Failure to Provide and Document Ordered Enteral Feeding Tube Site Care
Summary
The deficiency involves the facility’s failure to provide and document ordered enteral feeding tube site care for a resident receiving enteral nutrition. Facility policy dated January 22, 2026, required LPNs to change feeding tube dressings at least every 24 hours unless otherwise ordered and to document the dressing change in the resident’s chart. Physician’s orders dated August 19, 2025, directed that the resident’s feeding tube site be cleansed with normal saline, patted dry, and a drain sponge applied daily and as needed for soilage or dislodgement. Review of the Treatment Administration Records (TARs) from August 2025 through December 2025 and March and April 2026 showed multiple dates on which there was no documented evidence that the ordered feeding tube site care was completed. The resident involved had a quarterly MDS dated February 20, 2026, indicating cognitive impairment, limited range of motion of upper and lower extremities on one side, dependence on staff for daily care, an indwelling urinary catheter, a feeding tube, and a Stage 3 pressure ulcer present on admission, with diagnoses including cerebrovascular accident and hemiparesis/hemiplegia affecting the right dominant side. Despite these conditions and the specific physician’s orders for daily feeding tube site care, the TARs lacked documentation of this care on numerous identified dates across several months. In an interview, the Assistant DON confirmed there was no documented evidence that the feeding tube site care was completed as ordered on those dates.
Plan Of Correction
The facility is unable to retroactively correct the lack of documentation for enteral feeding site care administration to Resident 43 as verified during survey on the Treatment Administrative Record (TAR). There were no ill effects noted to the resident. An audit of the last 30 days of current in-house residents with enteral feeding sites will be completed to ensure order for site care are present with documentation of administration.
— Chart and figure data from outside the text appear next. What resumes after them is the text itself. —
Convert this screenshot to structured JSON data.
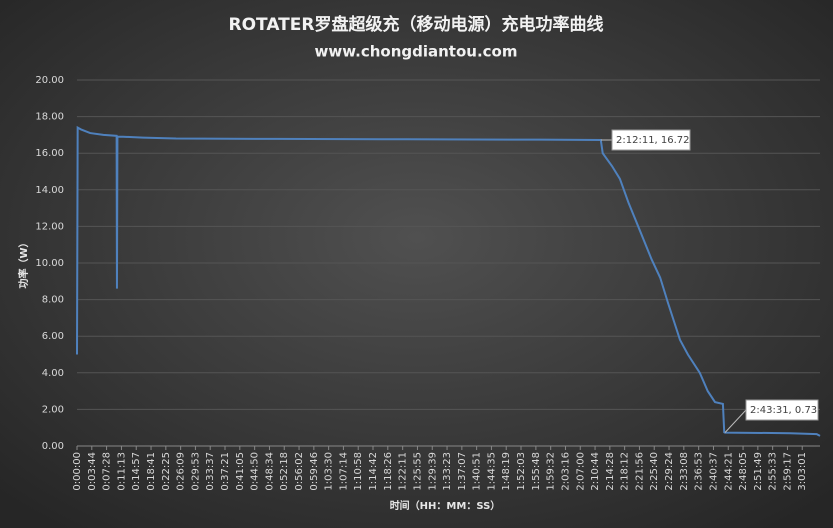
{
  "chart_data": {
    "type": "line",
    "title": "ROTATER罗盘超级充（移动电源）充电功率曲线",
    "subtitle": "www.chongdiantou.com",
    "y_label": "功率（W）",
    "x_label": "时间（HH：MM：SS）",
    "annotations": [
      "2:12:11, 16.72",
      "2:43:31, 0.73"
    ],
    "x": [
      0,
      10,
      60,
      200,
      400,
      600,
      605,
      612,
      700,
      1000,
      1500,
      3000,
      5000,
      7000,
      7931,
      7960,
      8100,
      8220,
      8350,
      8520,
      8700,
      8830,
      8950,
      9130,
      9250,
      9430,
      9550,
      9660,
      9780,
      9800,
      9811,
      10200,
      10800,
      11200,
      11250
    ],
    "series": [
      {
        "name": "功率",
        "color": "#4f81bd",
        "values": [
          5.0,
          17.4,
          17.3,
          17.1,
          17.0,
          16.95,
          8.6,
          16.9,
          16.9,
          16.85,
          16.8,
          16.78,
          16.76,
          16.74,
          16.72,
          16.0,
          15.3,
          14.6,
          13.3,
          11.8,
          10.2,
          9.2,
          7.8,
          5.8,
          5.0,
          4.0,
          3.0,
          2.4,
          2.3,
          0.75,
          0.73,
          0.72,
          0.7,
          0.65,
          0.55
        ]
      }
    ],
    "xlim": [
      0,
      11250
    ],
    "xticks": [
      {
        "value": 0,
        "label": "0:00:00"
      },
      {
        "value": 224,
        "label": "0:03:44"
      },
      {
        "value": 448,
        "label": "0:07:28"
      },
      {
        "value": 673,
        "label": "0:11:13"
      },
      {
        "value": 897,
        "label": "0:14:57"
      },
      {
        "value": 1121,
        "label": "0:18:41"
      },
      {
        "value": 1345,
        "label": "0:22:25"
      },
      {
        "value": 1569,
        "label": "0:26:09"
      },
      {
        "value": 1793,
        "label": "0:29:53"
      },
      {
        "value": 2017,
        "label": "0:33:37"
      },
      {
        "value": 2241,
        "label": "0:37:21"
      },
      {
        "value": 2465,
        "label": "0:41:05"
      },
      {
        "value": 2690,
        "label": "0:44:50"
      },
      {
        "value": 2914,
        "label": "0:48:34"
      },
      {
        "value": 3138,
        "label": "0:52:18"
      },
      {
        "value": 3362,
        "label": "0:56:02"
      },
      {
        "value": 3586,
        "label": "0:59:46"
      },
      {
        "value": 3810,
        "label": "1:03:30"
      },
      {
        "value": 4034,
        "label": "1:07:14"
      },
      {
        "value": 4258,
        "label": "1:10:58"
      },
      {
        "value": 4482,
        "label": "1:14:42"
      },
      {
        "value": 4706,
        "label": "1:18:26"
      },
      {
        "value": 4931,
        "label": "1:22:11"
      },
      {
        "value": 5155,
        "label": "1:25:55"
      },
      {
        "value": 5379,
        "label": "1:29:39"
      },
      {
        "value": 5603,
        "label": "1:33:23"
      },
      {
        "value": 5827,
        "label": "1:37:07"
      },
      {
        "value": 6051,
        "label": "1:40:51"
      },
      {
        "value": 6275,
        "label": "1:44:35"
      },
      {
        "value": 6499,
        "label": "1:48:19"
      },
      {
        "value": 6723,
        "label": "1:52:03"
      },
      {
        "value": 6948,
        "label": "1:55:48"
      },
      {
        "value": 7172,
        "label": "1:59:32"
      },
      {
        "value": 7396,
        "label": "2:03:16"
      },
      {
        "value": 7620,
        "label": "2:07:00"
      },
      {
        "value": 7844,
        "label": "2:10:44"
      },
      {
        "value": 8068,
        "label": "2:14:28"
      },
      {
        "value": 8292,
        "label": "2:18:12"
      },
      {
        "value": 8516,
        "label": "2:21:56"
      },
      {
        "value": 8740,
        "label": "2:25:40"
      },
      {
        "value": 8964,
        "label": "2:29:24"
      },
      {
        "value": 9188,
        "label": "2:33:08"
      },
      {
        "value": 9413,
        "label": "2:36:53"
      },
      {
        "value": 9637,
        "label": "2:40:37"
      },
      {
        "value": 9861,
        "label": "2:44:21"
      },
      {
        "value": 10085,
        "label": "2:48:05"
      },
      {
        "value": 10309,
        "label": "2:51:49"
      },
      {
        "value": 10533,
        "label": "2:55:33"
      },
      {
        "value": 10757,
        "label": "2:59:17"
      },
      {
        "value": 10981,
        "label": "3:03:01"
      }
    ],
    "ylim": [
      0,
      20
    ],
    "yticks": [
      {
        "value": 0,
        "label": "0.00"
      },
      {
        "value": 2,
        "label": "2.00"
      },
      {
        "value": 4,
        "label": "4.00"
      },
      {
        "value": 6,
        "label": "6.00"
      },
      {
        "value": 8,
        "label": "8.00"
      },
      {
        "value": 10,
        "label": "10.00"
      },
      {
        "value": 12,
        "label": "12.00"
      },
      {
        "value": 14,
        "label": "14.00"
      },
      {
        "value": 16,
        "label": "16.00"
      },
      {
        "value": 18,
        "label": "18.00"
      },
      {
        "value": 20,
        "label": "20.00"
      }
    ],
    "grid": true
  }
}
The Director of Nursing and/or designee will re-educate current in-house and agency Nursing Staff on the importance of documenting administration of enteral feeding site care as ordered. Newly hired and agency Nursing staff will be educated upon boarding on providing and completing the documentation on the necessary treatment and services per physician order for enteral feeding care. The Director of Nursing and/or designee will complete random audits of enteral feeding care to verify that the treatment is completed and documented on the TAR weekly for 4 weeks and then monthly for 2 weeks. Audit results will be reviewed by the facility Quality Assurance Performance Improvement Committee to determine compliance or need for continuation of audits.